The biggest enemy (or ally) of Enterprise Transformation is Culture. Culture trumps Everything™ as the saying goes. But this is much much more than a saying. It is a very cold hard fact. If ignored, it literally has the capacity to destroy our Enterprise.

The Culture that most Enterprises operate for Enterprise Transformation is at best, of insufficient maturity, and at worst, dragging down the entire Transformation capability and taking the rest of the Enterprise down with it.

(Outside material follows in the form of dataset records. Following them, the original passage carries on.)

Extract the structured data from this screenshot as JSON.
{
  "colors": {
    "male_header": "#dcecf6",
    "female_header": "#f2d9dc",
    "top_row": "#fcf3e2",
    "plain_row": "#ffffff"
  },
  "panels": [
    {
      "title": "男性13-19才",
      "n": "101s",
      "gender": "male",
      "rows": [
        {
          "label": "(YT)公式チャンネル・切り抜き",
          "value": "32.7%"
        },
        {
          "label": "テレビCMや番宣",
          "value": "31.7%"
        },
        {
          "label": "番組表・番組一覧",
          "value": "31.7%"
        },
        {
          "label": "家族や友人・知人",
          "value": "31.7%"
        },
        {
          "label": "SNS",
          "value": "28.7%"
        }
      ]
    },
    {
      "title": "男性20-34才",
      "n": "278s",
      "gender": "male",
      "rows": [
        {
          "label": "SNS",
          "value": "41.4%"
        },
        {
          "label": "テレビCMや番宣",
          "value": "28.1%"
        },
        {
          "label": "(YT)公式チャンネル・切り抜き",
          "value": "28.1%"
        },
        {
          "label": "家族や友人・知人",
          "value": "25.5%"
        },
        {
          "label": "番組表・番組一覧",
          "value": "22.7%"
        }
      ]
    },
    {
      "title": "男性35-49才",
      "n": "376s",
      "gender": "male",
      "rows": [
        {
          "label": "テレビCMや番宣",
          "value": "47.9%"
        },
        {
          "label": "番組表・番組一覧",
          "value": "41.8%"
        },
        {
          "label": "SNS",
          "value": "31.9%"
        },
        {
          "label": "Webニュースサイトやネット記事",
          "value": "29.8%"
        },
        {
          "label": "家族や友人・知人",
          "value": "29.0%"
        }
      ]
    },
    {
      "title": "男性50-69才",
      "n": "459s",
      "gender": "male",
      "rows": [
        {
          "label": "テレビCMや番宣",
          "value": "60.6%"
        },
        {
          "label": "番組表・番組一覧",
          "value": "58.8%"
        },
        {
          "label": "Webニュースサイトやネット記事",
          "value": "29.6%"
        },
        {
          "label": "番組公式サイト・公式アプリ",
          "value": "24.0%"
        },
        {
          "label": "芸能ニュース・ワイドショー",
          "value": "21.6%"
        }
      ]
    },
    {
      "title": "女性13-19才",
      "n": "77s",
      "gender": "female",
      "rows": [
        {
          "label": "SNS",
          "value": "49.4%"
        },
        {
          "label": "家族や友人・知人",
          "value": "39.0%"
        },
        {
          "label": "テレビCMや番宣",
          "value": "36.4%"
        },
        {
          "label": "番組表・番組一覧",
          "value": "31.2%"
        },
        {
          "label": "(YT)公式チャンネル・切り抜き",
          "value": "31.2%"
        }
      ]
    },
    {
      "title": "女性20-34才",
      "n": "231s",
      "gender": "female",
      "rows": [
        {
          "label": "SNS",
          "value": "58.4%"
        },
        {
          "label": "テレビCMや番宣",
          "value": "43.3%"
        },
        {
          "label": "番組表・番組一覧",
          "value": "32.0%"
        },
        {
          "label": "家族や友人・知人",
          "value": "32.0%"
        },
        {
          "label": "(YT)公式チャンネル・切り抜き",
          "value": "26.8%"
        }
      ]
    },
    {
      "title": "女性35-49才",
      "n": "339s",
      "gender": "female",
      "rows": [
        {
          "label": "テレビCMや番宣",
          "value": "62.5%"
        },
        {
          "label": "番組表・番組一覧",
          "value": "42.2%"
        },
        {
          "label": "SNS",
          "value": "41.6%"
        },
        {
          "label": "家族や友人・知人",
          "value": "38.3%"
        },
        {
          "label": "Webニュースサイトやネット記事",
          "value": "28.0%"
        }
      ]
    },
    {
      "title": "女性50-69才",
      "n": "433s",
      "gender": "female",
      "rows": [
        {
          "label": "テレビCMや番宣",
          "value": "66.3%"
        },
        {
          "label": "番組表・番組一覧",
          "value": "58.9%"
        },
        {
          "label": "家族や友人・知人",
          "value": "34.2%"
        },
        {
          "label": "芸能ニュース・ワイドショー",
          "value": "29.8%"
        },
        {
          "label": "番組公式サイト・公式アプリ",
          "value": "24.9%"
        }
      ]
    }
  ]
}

When attempting to change the culture of our Enterprise it is imperative to understand what our current culture is, to be able to effectively begin to change it. But what do we mean by “Changing our culture”? A “culture” is not something tangible. What we really mean when we say “Changing our culture” is “Changing our people”. And changing our people is the same as changing anything else - we cannot begin to change it unless we understand it first. If we don’t, it is likely that we will produce unwanted and un-expected detrimental and potentially disastrous side-effects.  Often, merely understanding other peoples and departments points of view and why they think and say what they do can reap huge benefits. Misunderstandings only lead to negative feelings and a resistance to “help” the other party even if that “help” would cost little or nothing.


Questions to ponder...

Do you agree that Cultural issues are much more important than process or technology issues?

What specific issues (relating to the Culture used for EA) apply to your Enterprise?